In parameter-matched comparisons (roughly 800K parameters, identical encoders, decoders, and loss functions), the PDE approach achieves 2x lower reconstruction error and 10–15% better spatial structure preservation. The standout result is multi-step prediction. Transformer and ConvLSTM outputs degrade rapidly over rollout steps. The PDE variant stays coherent.
Still proof-of-concept: UCF-101 at 64×64, trained on a single RTX 4070 Ti. Production viability is far off. But the question deserves consideration: the computational substrate for world models may have been prematurely locked to attention.
Key takeaways: - PDEs provide spatial inductive bias and linear complexity natively. Transformers need extra design to achieve either. - Multi-step rollout stability is the standout result, even at proof-of-concept scale. - Teams building world models should reconsider whether attention is the right default for prediction.
Source: FluidWorld: Reaction-Diffusion Dynamics as a Predictive Substrate for World Models
04 Robotics Reasoning Alignment Works Better at Inference Time
Adding VQA-style reasoning supervision to multimodal models for robot manipulation has been unreliable — sometimes harmful. RoboAlign skips reasoning supervision during training entirely. At inference time, it samples action tokens through natural language reasoning, then uses RL to align that reasoning process. This bridges the gap between language understanding and low-level motor actions.

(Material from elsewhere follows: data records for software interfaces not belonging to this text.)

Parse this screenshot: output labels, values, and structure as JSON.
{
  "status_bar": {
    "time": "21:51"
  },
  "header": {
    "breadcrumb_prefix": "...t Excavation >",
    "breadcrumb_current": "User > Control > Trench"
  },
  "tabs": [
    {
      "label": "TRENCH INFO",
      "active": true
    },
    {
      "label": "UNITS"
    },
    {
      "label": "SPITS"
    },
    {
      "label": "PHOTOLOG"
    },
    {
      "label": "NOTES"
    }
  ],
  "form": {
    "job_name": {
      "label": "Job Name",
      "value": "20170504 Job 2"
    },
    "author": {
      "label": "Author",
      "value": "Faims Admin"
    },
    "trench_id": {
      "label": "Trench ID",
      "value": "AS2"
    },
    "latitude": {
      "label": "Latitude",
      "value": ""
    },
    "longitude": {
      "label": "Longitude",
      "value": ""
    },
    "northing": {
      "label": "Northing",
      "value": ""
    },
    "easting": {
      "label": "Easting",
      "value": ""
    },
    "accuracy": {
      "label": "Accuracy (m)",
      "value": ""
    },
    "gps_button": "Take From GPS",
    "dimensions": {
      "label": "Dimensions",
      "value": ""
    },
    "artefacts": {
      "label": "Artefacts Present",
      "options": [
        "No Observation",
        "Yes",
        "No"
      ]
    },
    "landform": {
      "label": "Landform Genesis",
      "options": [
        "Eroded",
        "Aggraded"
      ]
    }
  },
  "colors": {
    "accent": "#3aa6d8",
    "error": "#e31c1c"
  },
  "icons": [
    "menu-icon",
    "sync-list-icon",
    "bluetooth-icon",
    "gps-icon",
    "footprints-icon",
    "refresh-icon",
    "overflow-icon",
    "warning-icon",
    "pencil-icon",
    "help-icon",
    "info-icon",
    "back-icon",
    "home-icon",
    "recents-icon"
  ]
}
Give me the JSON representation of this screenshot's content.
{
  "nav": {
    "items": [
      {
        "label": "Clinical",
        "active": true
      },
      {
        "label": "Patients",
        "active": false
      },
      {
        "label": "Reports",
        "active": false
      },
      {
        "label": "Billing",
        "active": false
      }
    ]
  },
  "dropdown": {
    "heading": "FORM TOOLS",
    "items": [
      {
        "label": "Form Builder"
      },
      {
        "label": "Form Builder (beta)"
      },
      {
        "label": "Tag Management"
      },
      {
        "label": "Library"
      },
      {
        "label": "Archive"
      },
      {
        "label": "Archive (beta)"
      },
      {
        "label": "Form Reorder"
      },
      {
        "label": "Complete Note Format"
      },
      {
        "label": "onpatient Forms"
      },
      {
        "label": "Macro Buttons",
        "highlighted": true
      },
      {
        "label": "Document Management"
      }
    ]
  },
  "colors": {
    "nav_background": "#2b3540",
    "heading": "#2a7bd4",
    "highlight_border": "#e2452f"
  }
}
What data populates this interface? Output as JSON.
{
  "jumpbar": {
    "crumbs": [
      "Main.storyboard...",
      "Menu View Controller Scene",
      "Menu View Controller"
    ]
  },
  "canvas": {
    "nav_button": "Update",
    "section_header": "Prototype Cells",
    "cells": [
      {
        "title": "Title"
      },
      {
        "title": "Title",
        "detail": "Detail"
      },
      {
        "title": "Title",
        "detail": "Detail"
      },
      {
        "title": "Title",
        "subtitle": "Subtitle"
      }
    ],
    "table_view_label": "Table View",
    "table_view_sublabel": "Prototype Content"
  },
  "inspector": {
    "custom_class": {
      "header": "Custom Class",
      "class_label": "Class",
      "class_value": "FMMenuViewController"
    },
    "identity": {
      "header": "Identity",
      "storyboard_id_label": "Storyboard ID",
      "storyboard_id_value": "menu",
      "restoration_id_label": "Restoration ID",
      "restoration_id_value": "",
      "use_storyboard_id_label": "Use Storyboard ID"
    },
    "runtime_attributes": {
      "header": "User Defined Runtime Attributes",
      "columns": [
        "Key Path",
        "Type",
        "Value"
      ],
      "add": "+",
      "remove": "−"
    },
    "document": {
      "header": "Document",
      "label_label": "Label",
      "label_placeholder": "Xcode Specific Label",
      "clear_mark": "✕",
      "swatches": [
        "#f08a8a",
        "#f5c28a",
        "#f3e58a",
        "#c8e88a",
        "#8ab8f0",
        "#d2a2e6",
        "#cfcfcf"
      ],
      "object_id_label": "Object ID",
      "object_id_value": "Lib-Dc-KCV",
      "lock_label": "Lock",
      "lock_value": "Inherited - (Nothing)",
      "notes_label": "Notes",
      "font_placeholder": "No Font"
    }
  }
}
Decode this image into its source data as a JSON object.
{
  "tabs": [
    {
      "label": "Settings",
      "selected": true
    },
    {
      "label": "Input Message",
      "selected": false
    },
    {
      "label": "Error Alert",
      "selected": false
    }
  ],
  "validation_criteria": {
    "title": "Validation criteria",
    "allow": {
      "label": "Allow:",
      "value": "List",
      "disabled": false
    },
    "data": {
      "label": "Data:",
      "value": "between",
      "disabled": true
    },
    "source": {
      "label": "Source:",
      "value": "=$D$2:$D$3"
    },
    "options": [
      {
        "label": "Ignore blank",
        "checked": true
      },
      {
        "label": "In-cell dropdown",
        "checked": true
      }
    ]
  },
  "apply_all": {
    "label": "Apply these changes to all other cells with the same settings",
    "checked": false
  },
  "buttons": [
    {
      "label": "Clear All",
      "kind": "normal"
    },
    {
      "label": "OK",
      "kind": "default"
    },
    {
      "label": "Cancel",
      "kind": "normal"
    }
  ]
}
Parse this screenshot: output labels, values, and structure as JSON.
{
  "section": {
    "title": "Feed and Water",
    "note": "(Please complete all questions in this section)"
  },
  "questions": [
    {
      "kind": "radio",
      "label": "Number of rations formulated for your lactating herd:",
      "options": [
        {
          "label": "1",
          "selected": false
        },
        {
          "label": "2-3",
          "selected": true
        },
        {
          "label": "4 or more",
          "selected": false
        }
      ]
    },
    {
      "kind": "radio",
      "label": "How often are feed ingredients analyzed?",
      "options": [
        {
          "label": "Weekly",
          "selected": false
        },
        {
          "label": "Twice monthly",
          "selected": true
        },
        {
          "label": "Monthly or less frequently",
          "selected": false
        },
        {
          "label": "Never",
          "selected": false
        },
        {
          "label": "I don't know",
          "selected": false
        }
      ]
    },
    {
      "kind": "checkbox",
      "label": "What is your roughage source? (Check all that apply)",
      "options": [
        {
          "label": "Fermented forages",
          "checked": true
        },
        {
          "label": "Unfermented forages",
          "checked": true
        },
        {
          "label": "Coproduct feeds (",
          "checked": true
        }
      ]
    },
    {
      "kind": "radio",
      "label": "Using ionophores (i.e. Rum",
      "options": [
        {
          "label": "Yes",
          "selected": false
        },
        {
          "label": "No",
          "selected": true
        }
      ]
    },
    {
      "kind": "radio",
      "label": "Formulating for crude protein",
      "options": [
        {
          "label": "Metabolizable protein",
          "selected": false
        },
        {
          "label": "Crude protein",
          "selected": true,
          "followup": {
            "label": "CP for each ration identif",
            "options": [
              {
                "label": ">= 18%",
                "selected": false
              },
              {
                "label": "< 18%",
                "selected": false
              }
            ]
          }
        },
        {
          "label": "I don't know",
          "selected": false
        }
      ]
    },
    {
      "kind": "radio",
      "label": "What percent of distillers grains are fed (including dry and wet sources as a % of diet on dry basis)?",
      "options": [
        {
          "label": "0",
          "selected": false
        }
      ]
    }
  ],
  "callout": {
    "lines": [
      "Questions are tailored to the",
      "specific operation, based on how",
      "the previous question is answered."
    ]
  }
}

After SFT, under 1% of data for RL alignment yields +17.5% on LIBERO, +18.9% on CALVIN, and +106.6% in real-world environments. The 106.6% gain needs context: if the baseline is low, doubling it isn't hard. The direction is clear regardless. Test-time reasoning for embodied intelligence may be more practical than training-time supervision.
Key takeaways: - VQA-style reasoning supervision for VLAs is unreliable. Inference-time alignment offers a more stable path. - Under 1% of data for post-SFT RL alignment produces significant gains. Data efficiency stands out. - The 106.6% real-world improvement requires checking baseline absolute performance before drawing conclusions.

Also Worth Noting
Today's Observation
LongCat decomposes formal proofs into three sub-capabilities for independent RL. PivotRL runs local RL on existing SFT trajectories to skip full rollouts. Both attack the same bottleneck: end-to-end agentic RL costs too much compute.
One reduces per-task RL complexity through decomposition. The other cuts rollout cost by reusing SFT trajectories. The signal isn't "RL works" — that's settled. The focus has shifted to making RL affordable for teams without massive compute budgets.
Audit your existing SFT data and task structure. If your task decomposes into independent sub-capabilities (LongCat's approach), or your SFT trajectories contain high-variance pivot points (PivotRL's approach), you can start small-scale experiments now. No need to wait for enough compute to run end-to-end RL.